About ten years ago I led a worship service at a retreat. The setting was intimate, unlike the Sunday worship services at church where the leader—sometimes me—usually stood some distance away from the congregation. At the end of the retreat worship, I said a benediction. To my surprise, several of the younger women sitting close to me turned their hands so their palms faced up. They looked as if they were trying to catch the benediction in their hands.
I had often said, “Now, receive the benediction” before I ended a worship service, and these women looked as if they were taking those words seriously. They used their hands to indicate a posture of the heart, a posture of receptivity.
What might they have been trying to receive? What might they have been longing for?
Perhaps some of them had a specific need in mind as they turned their hands up to “catch” God’s blessing. Perhaps they were hoping for God’s action related to a specific need in their family or in their job, or maybe they were hoping for God’s guidance in a particular situation. Perhaps they had learned something new about God at the weekend retreat, and they were hoping God would cement that new knowledge into their lives. They could have had many other specific needs, requests or situations on their minds as they used their hands to “receive” the benediction.

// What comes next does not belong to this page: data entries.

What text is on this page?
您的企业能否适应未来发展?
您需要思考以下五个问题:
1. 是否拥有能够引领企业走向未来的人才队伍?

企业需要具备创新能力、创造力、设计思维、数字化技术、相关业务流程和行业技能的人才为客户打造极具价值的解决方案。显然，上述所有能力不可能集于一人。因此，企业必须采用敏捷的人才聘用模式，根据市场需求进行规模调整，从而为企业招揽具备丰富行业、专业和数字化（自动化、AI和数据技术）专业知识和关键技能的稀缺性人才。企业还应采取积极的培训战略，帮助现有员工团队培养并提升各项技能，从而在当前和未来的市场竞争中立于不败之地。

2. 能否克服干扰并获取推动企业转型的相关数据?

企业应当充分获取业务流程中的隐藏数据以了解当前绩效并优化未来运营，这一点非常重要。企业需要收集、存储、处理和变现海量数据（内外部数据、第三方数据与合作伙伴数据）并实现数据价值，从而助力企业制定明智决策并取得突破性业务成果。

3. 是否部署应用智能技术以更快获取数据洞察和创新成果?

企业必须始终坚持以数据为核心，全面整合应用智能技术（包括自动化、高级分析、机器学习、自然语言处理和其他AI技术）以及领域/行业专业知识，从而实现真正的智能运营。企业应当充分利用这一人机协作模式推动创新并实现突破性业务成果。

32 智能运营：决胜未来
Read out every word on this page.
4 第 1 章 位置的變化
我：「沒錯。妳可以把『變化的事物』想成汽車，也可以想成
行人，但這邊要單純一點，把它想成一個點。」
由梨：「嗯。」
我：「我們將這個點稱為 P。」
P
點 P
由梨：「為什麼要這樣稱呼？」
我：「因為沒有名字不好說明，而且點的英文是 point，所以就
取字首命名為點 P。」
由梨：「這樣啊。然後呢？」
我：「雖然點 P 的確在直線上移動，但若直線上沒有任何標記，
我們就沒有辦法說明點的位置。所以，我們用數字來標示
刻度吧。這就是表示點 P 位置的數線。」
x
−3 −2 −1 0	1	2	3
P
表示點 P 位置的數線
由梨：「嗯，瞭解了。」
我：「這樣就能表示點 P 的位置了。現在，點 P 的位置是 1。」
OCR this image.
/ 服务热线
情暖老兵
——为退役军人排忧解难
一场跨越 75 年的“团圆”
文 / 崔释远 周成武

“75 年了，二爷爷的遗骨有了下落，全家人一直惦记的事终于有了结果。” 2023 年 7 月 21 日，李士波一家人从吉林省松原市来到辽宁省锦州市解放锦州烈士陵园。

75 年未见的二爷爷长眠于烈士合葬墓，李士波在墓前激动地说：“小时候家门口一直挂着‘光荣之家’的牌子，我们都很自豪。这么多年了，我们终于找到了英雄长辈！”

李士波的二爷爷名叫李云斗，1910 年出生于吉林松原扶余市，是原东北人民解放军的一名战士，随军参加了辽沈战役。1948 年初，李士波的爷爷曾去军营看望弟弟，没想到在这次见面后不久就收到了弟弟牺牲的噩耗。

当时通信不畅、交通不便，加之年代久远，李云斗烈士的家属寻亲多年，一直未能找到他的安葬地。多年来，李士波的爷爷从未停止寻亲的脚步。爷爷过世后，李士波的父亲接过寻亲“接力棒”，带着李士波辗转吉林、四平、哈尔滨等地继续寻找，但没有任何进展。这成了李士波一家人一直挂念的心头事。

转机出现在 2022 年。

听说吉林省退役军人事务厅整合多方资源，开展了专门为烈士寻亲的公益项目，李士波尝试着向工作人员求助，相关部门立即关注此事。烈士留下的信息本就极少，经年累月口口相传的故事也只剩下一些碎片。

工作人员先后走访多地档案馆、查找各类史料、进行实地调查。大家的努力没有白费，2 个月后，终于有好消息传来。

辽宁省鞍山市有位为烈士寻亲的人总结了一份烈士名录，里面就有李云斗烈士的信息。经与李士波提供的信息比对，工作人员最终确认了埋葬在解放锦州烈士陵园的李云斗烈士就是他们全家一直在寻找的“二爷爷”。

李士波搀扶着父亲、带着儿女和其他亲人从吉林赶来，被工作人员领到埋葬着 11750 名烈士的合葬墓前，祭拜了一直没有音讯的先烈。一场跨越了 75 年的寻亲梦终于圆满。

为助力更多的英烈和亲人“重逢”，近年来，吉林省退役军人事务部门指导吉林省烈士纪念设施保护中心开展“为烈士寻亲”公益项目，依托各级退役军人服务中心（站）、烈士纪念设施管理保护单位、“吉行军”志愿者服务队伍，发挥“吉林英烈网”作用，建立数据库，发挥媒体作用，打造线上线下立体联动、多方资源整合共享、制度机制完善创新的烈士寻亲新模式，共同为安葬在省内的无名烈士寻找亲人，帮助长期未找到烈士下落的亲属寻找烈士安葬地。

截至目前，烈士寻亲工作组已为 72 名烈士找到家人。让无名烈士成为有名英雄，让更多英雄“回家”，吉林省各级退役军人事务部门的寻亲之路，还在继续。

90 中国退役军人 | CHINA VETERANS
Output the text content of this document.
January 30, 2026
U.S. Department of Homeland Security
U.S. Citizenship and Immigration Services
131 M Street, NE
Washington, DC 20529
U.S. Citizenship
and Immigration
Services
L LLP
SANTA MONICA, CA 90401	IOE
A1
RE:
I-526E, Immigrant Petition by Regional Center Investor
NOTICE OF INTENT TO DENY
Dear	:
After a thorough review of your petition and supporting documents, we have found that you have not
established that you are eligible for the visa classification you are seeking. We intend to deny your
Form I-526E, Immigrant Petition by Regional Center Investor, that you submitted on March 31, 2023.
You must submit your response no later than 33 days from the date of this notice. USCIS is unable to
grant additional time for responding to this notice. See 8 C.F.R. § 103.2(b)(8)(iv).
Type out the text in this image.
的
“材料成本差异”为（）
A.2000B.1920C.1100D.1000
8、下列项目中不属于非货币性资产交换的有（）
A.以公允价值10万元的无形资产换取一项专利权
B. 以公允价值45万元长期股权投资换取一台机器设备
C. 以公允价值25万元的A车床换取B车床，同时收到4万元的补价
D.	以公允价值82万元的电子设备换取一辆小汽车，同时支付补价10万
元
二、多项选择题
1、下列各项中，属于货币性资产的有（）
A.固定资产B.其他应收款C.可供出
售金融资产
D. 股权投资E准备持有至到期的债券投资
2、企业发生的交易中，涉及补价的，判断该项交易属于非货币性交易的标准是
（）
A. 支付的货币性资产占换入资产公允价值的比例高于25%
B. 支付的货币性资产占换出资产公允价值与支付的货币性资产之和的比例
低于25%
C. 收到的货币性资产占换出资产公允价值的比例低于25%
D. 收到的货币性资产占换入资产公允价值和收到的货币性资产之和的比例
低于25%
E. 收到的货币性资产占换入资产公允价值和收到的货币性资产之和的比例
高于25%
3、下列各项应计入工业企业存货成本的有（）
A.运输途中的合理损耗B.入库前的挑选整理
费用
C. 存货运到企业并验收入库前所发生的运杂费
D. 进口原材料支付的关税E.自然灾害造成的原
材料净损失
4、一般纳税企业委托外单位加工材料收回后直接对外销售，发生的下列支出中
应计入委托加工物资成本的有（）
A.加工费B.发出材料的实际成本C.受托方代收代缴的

Perhaps some of them were simply open to more of God in their lives. Perhaps the motion of their hands expressed a willingness to receive anything and everything from God, an indication of their commitment to be disciples of Jesus who would follow their Master wherever he might lead them.
When I use this word “receptivity,” I am referring to being open to God’s gifts and God’s guidance in two different ways. On the one hand, God works in our lives in response to the needs we express in prayer, the concerns we have about people we love, and the tensions and anxieties we experience in everyday life. God invites us to open our hearts and minds to see the way the Holy Spirit is moving in the situations we care about. Spiritual practices go a long way toward enabling us to see God’s activity because they help us slow down, recognize patterns, and listen to God.
The second aspect of receptivity relates to our willingness to let God initiate, to let God be God in whatever form that takes. Jesus invites us to follow him, to let him set the agenda and lead us. “Take my yoke upon you and learn from me,” Jesus encourages us (Matthew 11:29). God guides us into places we wouldn’t otherwise go, and challenges us to grow in ways we never imagined. God gives us gifts we could never have seen on our own, and calls us to use them in situations we never planned. Spiritual practices help us receive these utterly unexpected and unplanned moments of grace.
When I pray with my hands turned over and open to the heavens, my hands are a symbol of my willingness to be receptive to whatever God is doing in my life, whatever God wants to give me, and wherever God wants to guide me. But those open hands are more than a symbol. I find that simply turning my hands over opens my heart to God in a remarkable way, as if my hands are telling my heart and mind to shift toward God and to watch for what God is doing. I feel closer to God when I turn my hands over, a surprising but helpful fact. Lent is a perfect time to experiment with new spiritual practices, and a small thing like praying with open hands, facing up, really can make a difference.